あの騒動の後、保護したときよりも細くなった腕。
部屋から出ないためか元々白い肌は青白く、儚く張り詰めた雰囲気を漂わせる。
そこからは出会った頃の溌溂とした姿を見出すことはできなかった。
会うことができなくなってから彼女がどんな思いで生きてきたかも知らない。
今、何を望んでいるのかも。
目を閉じ思考を切り替える。
成すと決めたことのため、着実に事を進めなければならない。
痩せた身体へ布団を掛け立ち上がった。



◇◇◇



描き上げられた絵のタイトルは『貶められた貴婦人』
明るい日の差す部屋で肌を晒した貴婦人が後ろから貫かれる姿。
騎士のような逞しい男に後ろから責め立てられ泣き叫ぶ貴婦人の前にはもう一人男が立っており、貴婦人のほっそりした手を掴み強引に自身の中心に触れさせている。
二人に嬲られる貴婦人の姿は多くの好事家の目を楽しませることだろう。
床には切り裂かれたドレスと、それを縫い付けるような剣が突き立っている。
剣で脅され、ドレスを切り裂かれ乱暴されているようにしか見えない構図。
まるであの日義妹を庇い『彼女』へ剣を向けた騎士による暴挙のようだ。
まともな騎士の矜持を傷つける絵だが、彼らはそうは取るまい。
悪女に罰を与える自分たちのようだと悦に入る顔が目に浮かび、煮えくり返る怒りを拳を握って逃がす。

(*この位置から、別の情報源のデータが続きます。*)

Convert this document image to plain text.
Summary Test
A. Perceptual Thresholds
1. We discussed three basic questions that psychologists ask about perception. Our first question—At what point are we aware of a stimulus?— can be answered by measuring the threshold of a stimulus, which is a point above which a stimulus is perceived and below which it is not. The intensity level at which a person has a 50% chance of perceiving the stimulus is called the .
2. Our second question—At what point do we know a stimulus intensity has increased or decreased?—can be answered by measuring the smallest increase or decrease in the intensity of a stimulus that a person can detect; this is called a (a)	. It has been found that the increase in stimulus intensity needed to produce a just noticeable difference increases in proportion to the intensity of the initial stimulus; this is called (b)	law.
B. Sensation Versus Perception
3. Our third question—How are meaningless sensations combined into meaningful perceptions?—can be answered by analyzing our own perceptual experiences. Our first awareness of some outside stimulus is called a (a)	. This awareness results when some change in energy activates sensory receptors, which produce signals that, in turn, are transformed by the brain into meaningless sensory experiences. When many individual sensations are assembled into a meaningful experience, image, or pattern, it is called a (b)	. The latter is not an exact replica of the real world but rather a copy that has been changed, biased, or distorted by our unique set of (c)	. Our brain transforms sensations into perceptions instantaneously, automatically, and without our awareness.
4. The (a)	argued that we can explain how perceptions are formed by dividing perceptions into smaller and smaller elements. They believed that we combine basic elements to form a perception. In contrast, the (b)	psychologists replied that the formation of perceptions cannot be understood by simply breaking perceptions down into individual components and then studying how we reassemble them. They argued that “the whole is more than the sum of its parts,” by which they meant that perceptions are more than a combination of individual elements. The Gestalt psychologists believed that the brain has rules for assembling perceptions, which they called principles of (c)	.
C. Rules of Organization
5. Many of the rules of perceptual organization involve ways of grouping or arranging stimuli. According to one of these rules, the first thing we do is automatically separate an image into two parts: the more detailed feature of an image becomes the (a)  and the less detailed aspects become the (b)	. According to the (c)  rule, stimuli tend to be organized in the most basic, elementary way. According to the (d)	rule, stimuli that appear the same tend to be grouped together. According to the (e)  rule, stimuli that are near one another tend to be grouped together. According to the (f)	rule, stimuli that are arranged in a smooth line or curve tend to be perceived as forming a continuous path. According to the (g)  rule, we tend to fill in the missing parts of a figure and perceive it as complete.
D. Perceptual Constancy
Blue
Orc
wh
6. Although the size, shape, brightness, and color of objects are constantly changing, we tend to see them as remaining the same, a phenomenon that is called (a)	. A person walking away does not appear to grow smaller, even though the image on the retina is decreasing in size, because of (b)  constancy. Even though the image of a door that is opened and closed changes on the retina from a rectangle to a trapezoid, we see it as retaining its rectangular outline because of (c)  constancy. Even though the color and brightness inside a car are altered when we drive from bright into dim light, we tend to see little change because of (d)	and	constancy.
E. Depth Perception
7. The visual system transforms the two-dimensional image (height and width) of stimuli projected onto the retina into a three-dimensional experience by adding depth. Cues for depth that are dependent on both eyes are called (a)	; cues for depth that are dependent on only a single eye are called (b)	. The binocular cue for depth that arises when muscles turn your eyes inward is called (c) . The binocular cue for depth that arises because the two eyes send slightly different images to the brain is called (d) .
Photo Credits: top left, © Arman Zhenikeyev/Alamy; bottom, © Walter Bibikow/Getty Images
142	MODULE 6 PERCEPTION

絵を傷つけるわけにはいかない。復讐のために必要な道具だ。
彼女が目を覚ましたら食べさせる胃に優しい食事の手配を済ませ、次の手を脳裏に浮かべる。
計画は半ばまで進んでいる。次の段階へ入った計画に気を引き締める。
全てが終わるまで彼女を守り事を進めなければならない。
彼女を守ることが一番難しいと思いながら足を進める。
何よりも愛しく守りたい人を傷つけ貶めながら進むことに忸怩じくじたる思いを抱きながら。
それでも足を止めることはなかった。